Bess didn’t have to explain her feelings to Irene. Didn’t have to verbalise the event of meeting with the ex-debutantes, several of whom Irene had known, back in their Season. Rather, Bess could dismiss the memory, exchanging it for a forkful of apple pie, a bit of wine, a bit of laughter. In Irene’s eyes, she was nowhere near perfect. But she wasn’t the disgraced daughter of Thomas Byrd, nor was she the lost little debutante and ex-fiance of Conner Garvey. Rather, she was simply herself—Bess, better known as her pen name, L.B. And perhaps that was enough, for now.
Chapter 13
Lady Elizabeth and Irene reached the exterior grounds of Lord Linfield’s estate the following evening. Bess immediately fell silent as she looked up at the grand house, her breath catching. Irene was in the midst of complaining about yet another writer at The Rising Sun. “He simply doesn’t understand the English language. I mean, I don’t even know where my head was when I gave him the job …”
The carriage crackled along the cobblestones of the driveway. Lord Linfield’s grand house reminded Bess a great deal of her father’s before they’d lost it. It gleamed beneath the early moonlight. Willow trees swept around out front, casting their leaves to and fro like whips. For a moment, Bess was lost in memory of waiting in her father’s home, gazing out the window. Watching for Conner’s arrival.

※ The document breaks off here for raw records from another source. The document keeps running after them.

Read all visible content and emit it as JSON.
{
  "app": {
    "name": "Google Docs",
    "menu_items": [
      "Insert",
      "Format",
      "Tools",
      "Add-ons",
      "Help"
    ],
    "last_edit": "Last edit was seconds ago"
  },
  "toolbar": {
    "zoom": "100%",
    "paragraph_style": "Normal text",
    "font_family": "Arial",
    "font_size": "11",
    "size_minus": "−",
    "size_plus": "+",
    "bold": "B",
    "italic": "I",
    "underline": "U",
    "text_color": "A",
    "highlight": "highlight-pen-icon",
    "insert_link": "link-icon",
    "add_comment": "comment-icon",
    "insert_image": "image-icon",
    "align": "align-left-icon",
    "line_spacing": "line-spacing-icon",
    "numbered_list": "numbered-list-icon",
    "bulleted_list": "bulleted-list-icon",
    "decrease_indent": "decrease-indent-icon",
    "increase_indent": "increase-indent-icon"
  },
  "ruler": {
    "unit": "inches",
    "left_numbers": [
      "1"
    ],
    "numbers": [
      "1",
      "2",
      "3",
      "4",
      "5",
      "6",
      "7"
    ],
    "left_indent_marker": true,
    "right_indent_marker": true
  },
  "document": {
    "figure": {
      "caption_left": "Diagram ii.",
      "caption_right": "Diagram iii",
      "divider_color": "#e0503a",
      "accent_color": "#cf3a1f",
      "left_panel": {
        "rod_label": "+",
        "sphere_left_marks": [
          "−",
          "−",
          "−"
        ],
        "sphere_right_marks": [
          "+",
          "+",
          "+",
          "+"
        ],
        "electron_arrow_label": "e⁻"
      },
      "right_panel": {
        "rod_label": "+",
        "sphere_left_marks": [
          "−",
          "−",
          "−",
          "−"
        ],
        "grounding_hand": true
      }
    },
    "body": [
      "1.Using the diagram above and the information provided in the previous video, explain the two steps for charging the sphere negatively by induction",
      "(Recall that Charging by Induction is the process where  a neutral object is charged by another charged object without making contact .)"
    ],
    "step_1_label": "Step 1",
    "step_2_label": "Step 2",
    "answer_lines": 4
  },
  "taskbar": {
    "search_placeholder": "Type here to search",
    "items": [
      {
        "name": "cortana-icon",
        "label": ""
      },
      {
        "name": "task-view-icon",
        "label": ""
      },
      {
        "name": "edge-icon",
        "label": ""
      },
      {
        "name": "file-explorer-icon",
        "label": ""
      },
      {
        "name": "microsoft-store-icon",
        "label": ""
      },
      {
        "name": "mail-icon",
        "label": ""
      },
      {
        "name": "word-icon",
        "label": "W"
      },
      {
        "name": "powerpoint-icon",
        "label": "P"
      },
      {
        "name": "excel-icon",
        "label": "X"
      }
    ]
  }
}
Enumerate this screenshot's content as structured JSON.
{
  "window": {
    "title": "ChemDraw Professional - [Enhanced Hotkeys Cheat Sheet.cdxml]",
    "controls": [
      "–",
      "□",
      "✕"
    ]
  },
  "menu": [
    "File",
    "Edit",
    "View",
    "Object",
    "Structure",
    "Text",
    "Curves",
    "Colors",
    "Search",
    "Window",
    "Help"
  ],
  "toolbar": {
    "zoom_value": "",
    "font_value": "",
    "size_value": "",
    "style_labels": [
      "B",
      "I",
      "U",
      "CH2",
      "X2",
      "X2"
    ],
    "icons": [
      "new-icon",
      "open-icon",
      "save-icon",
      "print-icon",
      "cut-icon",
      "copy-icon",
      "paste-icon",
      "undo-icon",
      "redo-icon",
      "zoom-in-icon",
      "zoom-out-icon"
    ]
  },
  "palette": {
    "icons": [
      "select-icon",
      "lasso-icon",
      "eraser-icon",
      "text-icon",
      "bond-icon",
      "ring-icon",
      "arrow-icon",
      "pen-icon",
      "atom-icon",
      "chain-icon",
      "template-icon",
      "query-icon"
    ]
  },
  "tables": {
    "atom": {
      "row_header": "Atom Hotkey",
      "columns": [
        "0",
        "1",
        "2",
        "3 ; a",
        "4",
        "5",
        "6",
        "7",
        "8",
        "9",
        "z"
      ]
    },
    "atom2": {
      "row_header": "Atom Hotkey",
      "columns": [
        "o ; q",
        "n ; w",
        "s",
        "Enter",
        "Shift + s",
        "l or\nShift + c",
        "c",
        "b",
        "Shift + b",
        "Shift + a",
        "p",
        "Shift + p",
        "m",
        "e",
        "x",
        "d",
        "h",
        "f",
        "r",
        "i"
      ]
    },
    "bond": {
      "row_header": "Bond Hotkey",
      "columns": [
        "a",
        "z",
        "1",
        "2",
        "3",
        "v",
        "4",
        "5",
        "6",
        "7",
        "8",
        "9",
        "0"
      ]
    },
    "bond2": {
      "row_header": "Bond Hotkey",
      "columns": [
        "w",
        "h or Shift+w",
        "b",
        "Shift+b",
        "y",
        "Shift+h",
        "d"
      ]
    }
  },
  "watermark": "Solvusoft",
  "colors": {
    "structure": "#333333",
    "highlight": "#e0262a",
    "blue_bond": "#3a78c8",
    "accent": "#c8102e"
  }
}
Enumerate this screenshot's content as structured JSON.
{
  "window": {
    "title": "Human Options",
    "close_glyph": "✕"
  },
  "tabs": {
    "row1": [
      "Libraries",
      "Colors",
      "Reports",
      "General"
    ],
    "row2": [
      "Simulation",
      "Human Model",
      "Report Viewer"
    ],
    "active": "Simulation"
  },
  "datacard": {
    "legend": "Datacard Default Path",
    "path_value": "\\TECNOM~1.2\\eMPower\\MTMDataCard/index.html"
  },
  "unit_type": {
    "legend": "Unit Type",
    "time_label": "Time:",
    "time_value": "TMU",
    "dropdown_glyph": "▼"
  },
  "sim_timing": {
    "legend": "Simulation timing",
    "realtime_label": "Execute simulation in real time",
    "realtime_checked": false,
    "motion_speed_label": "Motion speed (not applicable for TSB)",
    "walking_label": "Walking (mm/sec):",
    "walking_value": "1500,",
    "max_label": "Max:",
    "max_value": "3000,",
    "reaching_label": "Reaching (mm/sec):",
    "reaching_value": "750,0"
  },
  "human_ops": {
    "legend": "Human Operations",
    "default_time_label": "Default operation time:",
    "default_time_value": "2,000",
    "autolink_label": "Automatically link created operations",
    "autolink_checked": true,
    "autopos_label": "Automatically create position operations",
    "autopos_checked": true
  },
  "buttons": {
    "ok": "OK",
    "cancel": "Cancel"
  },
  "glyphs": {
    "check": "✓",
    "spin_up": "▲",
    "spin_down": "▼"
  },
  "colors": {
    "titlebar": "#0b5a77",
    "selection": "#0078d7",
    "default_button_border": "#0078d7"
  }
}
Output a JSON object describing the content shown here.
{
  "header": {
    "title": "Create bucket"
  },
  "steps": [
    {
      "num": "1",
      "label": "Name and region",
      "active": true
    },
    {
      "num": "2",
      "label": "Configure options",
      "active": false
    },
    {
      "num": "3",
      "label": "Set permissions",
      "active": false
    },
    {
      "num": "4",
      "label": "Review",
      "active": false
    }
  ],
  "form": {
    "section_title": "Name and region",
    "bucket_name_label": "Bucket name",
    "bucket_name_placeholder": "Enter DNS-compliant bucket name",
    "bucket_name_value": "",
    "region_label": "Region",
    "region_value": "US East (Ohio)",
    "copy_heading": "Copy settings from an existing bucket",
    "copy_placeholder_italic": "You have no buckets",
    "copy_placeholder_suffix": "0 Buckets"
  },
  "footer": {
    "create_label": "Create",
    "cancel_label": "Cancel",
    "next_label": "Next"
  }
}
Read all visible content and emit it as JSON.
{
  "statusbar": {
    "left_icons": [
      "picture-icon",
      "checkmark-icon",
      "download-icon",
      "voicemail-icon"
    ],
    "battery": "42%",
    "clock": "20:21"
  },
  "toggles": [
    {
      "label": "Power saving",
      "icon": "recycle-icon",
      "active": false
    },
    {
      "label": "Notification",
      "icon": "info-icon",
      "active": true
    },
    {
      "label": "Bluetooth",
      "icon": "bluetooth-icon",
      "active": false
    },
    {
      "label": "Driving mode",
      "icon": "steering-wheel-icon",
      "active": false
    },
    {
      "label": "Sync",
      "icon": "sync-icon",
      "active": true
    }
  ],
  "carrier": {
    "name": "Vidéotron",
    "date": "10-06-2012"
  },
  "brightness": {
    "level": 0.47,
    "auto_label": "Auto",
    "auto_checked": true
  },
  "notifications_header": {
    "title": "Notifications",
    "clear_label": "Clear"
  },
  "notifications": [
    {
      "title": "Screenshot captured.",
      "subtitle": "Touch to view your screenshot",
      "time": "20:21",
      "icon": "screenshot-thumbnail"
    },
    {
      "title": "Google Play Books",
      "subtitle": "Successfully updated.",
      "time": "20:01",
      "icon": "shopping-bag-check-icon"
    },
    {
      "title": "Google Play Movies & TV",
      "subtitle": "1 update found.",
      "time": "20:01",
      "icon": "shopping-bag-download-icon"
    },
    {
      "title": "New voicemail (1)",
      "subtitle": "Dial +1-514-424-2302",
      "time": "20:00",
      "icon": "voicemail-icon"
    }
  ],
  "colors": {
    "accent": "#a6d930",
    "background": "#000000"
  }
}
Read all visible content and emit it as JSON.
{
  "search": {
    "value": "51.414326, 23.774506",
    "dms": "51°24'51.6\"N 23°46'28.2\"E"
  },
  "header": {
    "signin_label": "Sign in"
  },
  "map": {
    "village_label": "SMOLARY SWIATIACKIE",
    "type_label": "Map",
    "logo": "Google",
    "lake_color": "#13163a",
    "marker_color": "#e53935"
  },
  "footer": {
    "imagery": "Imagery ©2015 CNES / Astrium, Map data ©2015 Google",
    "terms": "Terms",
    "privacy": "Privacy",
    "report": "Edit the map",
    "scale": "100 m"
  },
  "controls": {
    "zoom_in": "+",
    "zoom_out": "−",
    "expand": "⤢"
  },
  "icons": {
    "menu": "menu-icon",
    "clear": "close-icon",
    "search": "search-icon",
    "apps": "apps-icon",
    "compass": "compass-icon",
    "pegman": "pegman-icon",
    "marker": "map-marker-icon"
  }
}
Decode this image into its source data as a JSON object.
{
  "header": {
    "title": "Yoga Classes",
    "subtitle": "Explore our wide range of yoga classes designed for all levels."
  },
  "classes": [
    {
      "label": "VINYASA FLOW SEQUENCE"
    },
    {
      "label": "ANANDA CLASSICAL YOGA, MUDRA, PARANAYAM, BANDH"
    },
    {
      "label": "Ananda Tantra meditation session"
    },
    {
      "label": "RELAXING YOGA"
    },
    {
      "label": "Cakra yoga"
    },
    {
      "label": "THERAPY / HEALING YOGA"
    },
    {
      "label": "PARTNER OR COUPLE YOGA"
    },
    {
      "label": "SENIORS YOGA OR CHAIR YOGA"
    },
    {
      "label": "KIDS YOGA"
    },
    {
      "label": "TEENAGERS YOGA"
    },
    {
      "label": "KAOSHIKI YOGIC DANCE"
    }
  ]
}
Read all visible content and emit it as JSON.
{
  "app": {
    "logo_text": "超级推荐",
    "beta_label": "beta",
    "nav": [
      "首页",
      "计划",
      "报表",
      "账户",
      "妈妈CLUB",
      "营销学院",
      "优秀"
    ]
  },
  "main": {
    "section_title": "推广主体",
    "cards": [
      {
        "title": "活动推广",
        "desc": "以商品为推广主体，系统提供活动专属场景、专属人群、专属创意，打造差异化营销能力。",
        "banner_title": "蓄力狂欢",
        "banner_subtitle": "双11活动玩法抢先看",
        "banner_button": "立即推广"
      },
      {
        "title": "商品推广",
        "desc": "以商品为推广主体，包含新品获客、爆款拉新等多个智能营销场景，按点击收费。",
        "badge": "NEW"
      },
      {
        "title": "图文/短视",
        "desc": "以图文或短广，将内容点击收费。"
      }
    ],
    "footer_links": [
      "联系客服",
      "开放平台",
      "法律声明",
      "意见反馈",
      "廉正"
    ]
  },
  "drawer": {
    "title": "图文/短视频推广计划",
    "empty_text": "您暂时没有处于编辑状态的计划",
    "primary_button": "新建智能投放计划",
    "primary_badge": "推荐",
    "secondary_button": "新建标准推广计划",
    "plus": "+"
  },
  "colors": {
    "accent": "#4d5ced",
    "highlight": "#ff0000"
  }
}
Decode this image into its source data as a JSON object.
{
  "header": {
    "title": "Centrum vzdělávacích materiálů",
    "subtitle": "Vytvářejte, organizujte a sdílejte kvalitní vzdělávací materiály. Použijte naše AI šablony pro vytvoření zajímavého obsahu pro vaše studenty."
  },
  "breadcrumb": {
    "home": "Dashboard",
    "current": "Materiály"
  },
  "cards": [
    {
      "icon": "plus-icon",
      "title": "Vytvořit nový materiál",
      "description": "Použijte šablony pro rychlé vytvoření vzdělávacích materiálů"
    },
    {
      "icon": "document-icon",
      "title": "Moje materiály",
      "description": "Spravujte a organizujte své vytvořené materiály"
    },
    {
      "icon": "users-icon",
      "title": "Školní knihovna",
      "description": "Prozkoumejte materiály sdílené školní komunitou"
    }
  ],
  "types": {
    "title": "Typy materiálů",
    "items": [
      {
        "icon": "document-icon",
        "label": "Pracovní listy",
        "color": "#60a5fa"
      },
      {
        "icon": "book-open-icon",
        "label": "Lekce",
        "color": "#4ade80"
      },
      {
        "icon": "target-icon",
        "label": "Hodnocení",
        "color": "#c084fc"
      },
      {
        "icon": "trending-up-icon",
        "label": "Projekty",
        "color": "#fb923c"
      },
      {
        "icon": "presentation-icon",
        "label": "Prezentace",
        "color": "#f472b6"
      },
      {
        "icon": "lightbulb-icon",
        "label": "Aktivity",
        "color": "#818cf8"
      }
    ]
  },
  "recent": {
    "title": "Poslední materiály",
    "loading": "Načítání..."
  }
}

To her surprise, Lord Linfield and Richard were awaiting the women near the front of the house. Bess’s heart fluttered when her eyes met with his. He reached forth, drawing the door of her carriage open and helping her to the ground below. His hand over hers was warm and powerful. She hadn’t been given such assistance, not since Conner. Not since her debutante days.
She’d just simply thought those days of being regarded as a beautiful, worthy woman were over.
And perhaps they were.
She watched as Lord Linfield performed a similar action with Irene, helping her to the cobblestones below. Irene grinned at him, flashing white teeth. “Wonderful manners, Lord Linfield,” she teased. “Who taught those to you?”
“Good evening, ladies,” Lord Linfield said. “You remember my dear friend, Richard,” he continued, reminding his existence to Irene.
Irene, Bess, and Richard all bowed their chins to their chests in greeting. They walked the little path to the front steps of the house before a maid in a little white hat opened the door for them. As Bess entered the foyer, she was conscious that this was becoming a kind of routine: coming to Lord Linfield’s home, for dinner and conversation.
She reminded herself that one day this sort of thing would end. That he would learn all he needed to for his presentations. That she would deliver his speeches by post, or through Richard, and he would deliver her cheques in the same way. They were little more than employer and employee.
She had to remember that.
“Shall we have a bit of an exercise before dinner?” Bess asked, twirling towards Lord Linfield, forcing her eyebrows high.
Lord Linfield sputtered slightly. “I suppose dinner isn’t for another 45 minutes to an hour …”
“Wonderful,” Bess said, snapping her palms together. “Where shall we rehearse?”
Lord Linfield led them towards a sitting room on the far side of the right wing of the house. The room was immaculate: blue and white wallpaper pressed against the wall, high-backed chairs on either side of the fireplace, a painting taller than Bess herself on the far wall.